When my son and this blog were newborns, I purchased a copy of Seth Lerer’s Children’s Literature: A Reader’s History and began reading some of the classic children’s books that I loved as a child and/or that have been influential in creating children’s literature as we know it. My project through the classics in that book got rather derailed as my baby became a toddler.
Now he’s a preschooler and I’m expecting another baby. I still don’t have the time (or the motivation, to be honest) to follow a progressive approach to reading through classic stories of the past1, but I certainly enjoy reading literary criticism of literature and the history of the stories that are the foundation for children’s literature today.
Enchanted Hunters, Maria Tatar’s volume on “The Power of Stories in Childhood,” is enjoyable and informative for the reader of children’s literature, for the parent who reads to a child, and for the reader who enjoys fairy tales. She discusses children’s literature from a few different approaches, including literary criticism, history, and personal opinions.
Tatar’s literary criticism of the classics of children’s literature, from The Secret Garden to The Magic Tollbooth, did not always resonate with me, but I still loved reading her thoughts. The great thing about literary criticism is that one can approach it as her or she sees it, and I love getting the different perspectives on favorites. She discusses the characters in novels as representatives continuing the traditions of fairy tales of the past (Charlotte from E.B.White’s classic as the magical “Rumpelstiltskin” like character weaving straw in to gold). She hones in on why Goodnight Moon works (and does not) as a bedtime story. Since my post on Goodnight Moon remains the post on Rebecca Reads with the greatest number of hits, I found is fascinating to read her criticisms (even if I still love it as the best picture book/goodnight book ever written).

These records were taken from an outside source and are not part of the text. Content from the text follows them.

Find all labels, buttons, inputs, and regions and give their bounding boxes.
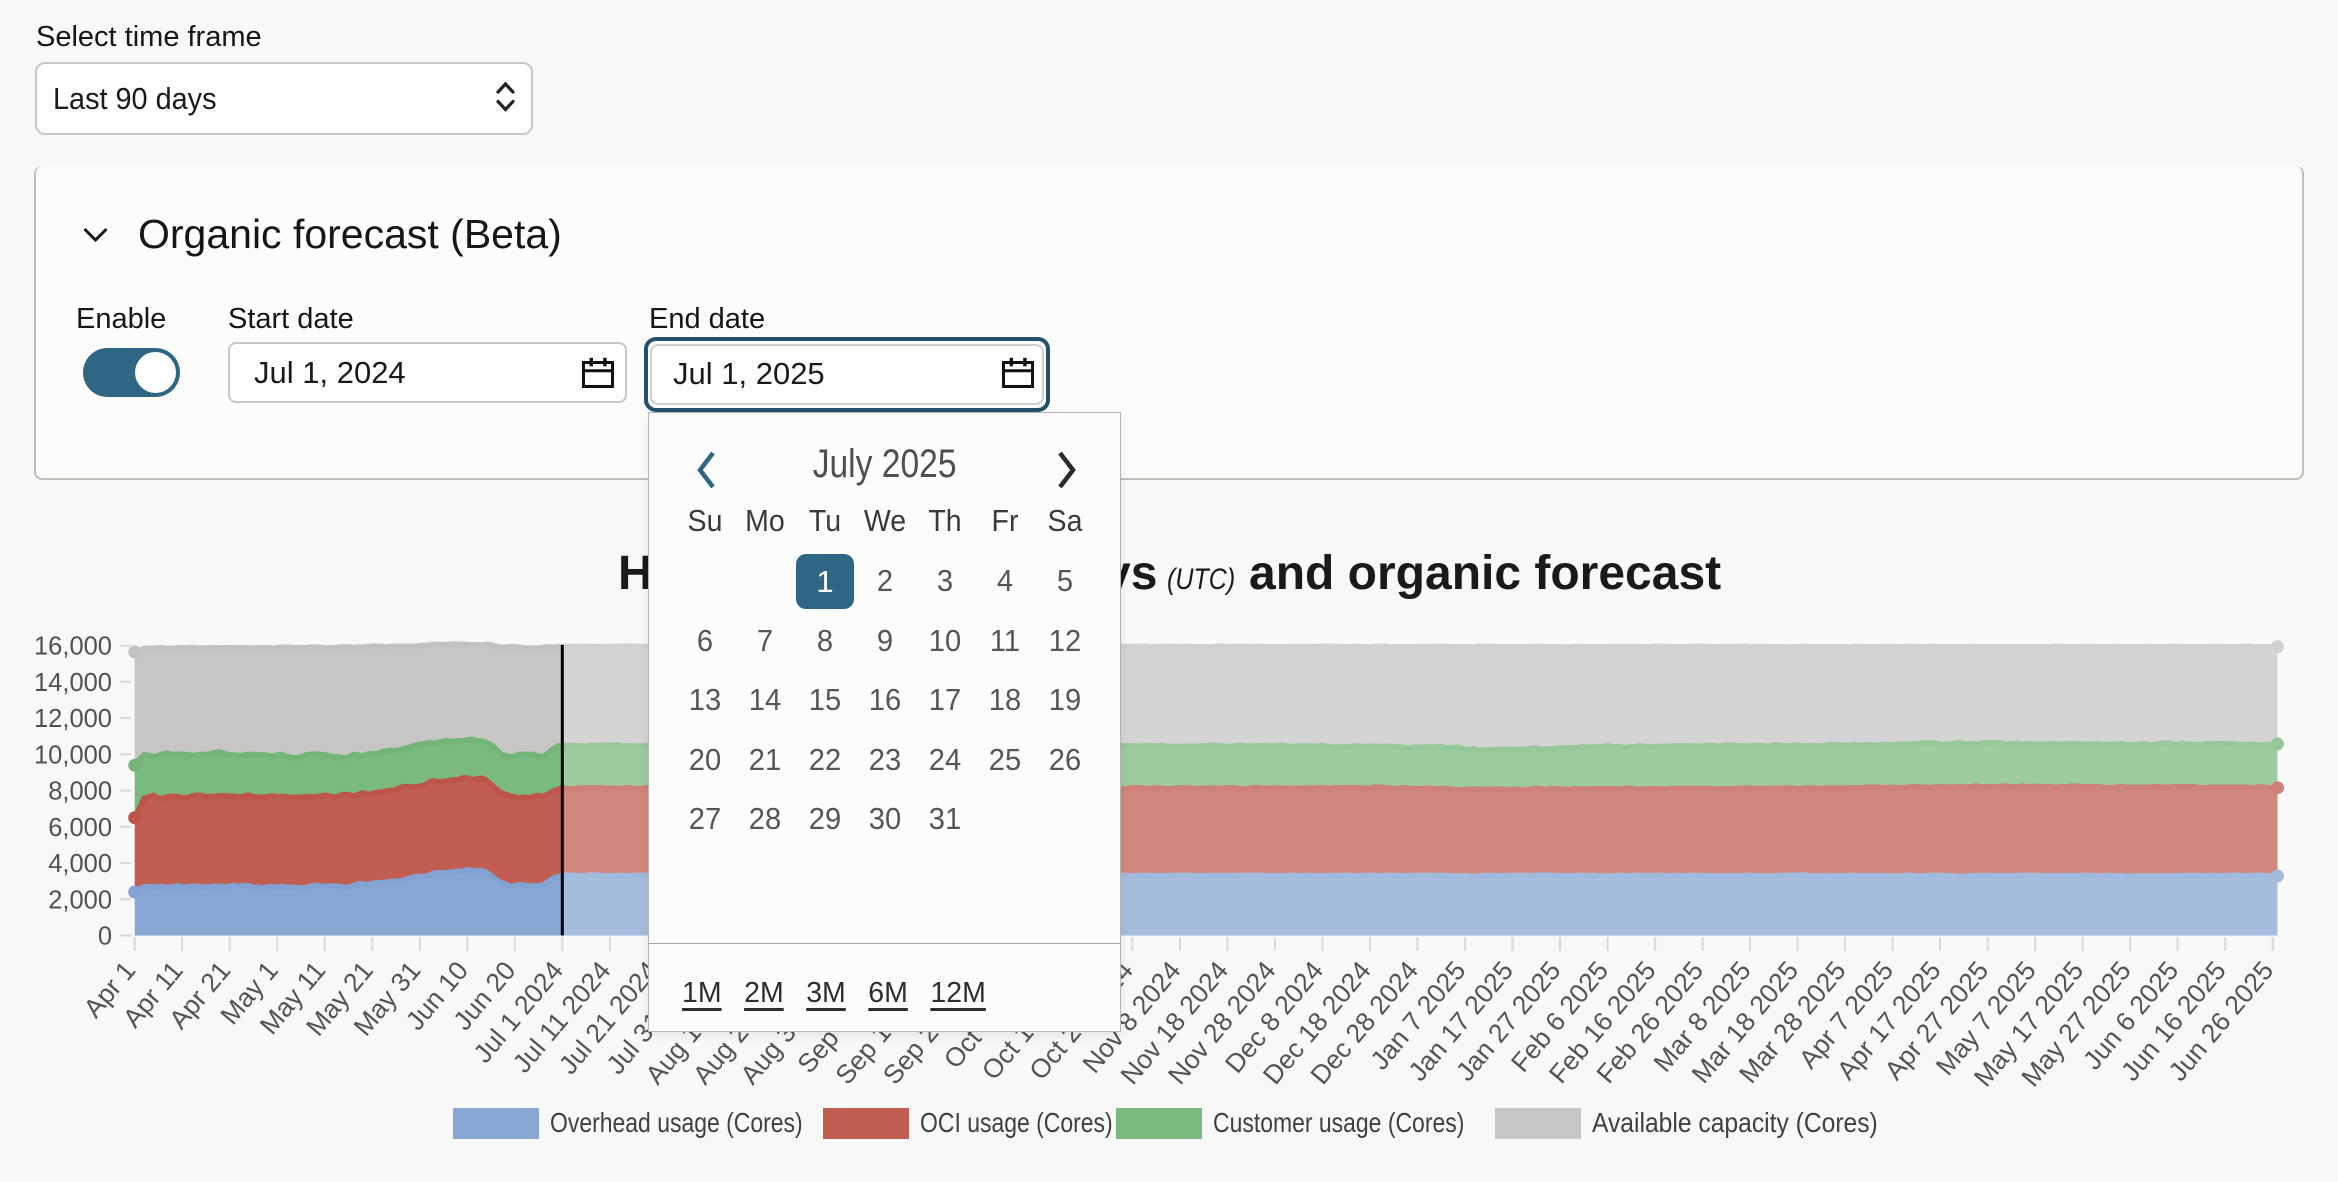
svg-text:10,000: 10,000 (34, 741, 112, 769)
svg-text:6,000: 6,000 (48, 814, 112, 842)
svg-text:14,000: 14,000 (34, 669, 112, 697)
svg-text:12,000: 12,000 (34, 705, 112, 733)
svg-text:2,000: 2,000 (48, 886, 112, 914)
svg-text:8,000: 8,000 (48, 778, 112, 806)
svg-text:16,000: 16,000 (34, 633, 112, 661)
svg-text:4,000: 4,000 (48, 850, 112, 878)
svg-text:0: 0 (98, 923, 112, 951)
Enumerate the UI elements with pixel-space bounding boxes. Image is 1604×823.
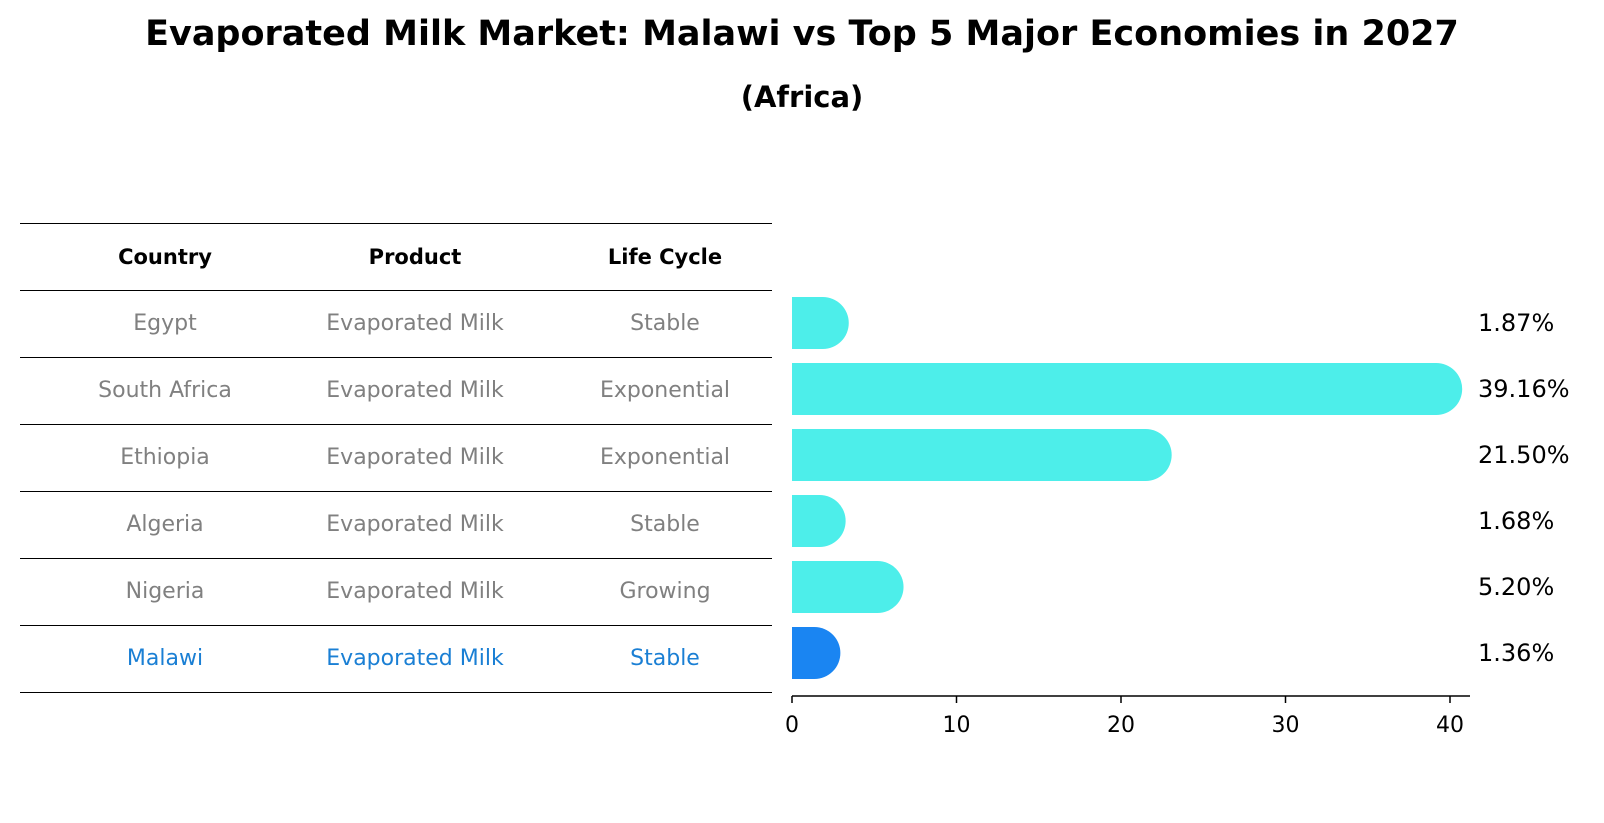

On another level, as may be evident by the mentions in the paragraph above, Enchanted Hunters is a history of the development of children’s literature. Although Tatar does not chronologically or topically follow the history as Lerer did in his volume, she does specifically discuss literature’s development for children in chapter 2, subtitled “Storytelling and the Invention of Bedtime Reading.” Further, as I mention above, as she analyses the best of children’s literature, she puts the beloved characters and scenarios in context. I loved seeing the patterns throughout children’s literature, and it got me excited to revisit some of these wonderful classics.
And finally, on the last level, Enchanted Hunters looks at the whys and hows behind children’s literature. Tatar’s book is a light overview of the psychology of children’s book in terms of the child’s needs. Why do children seek stories? Why do they want fantasy stories and alternate worlds? Why do stories with horrific endings, evil monsters, or disturbing characters attract them in the stories they read? I think Tatar puts children’s literature in context:
As a child’s faith in fantasy begins to erode, anxieties about the consequences of growing up, leaving childhood behind, and losing the healing powers of the imagination demand new problem-solving skills. Many of our culture’s classics of bedtime reading … take up and work through connections among childhood, mortality, imagination, and play. (page 119)
Although there is much to consider for each child’s needs (each child is an individual, after all), the classics of fairy tales and other stories provide a different outlet for children to better understand the world around them.
Ms Tatar is obviously well read in not just children’s literature but adult classics and philosophers as well. Because of her wide-reaching discussions and because her book does analyze children’s books on a literary level2, her book may not appeal to everyone. Personally, when I want to return to an overview of children’s classics, I’ll probably be returning to Seth Lerer’s volume: I simply loved his approach to the literature of the ages. But Maria Tatar’s volume also has much to offer, and I’m glad I read it.
What suggestions do you have for books about children’s literature, whether it’s a history of the classics for children or an overview of the whys involved with what makes them great?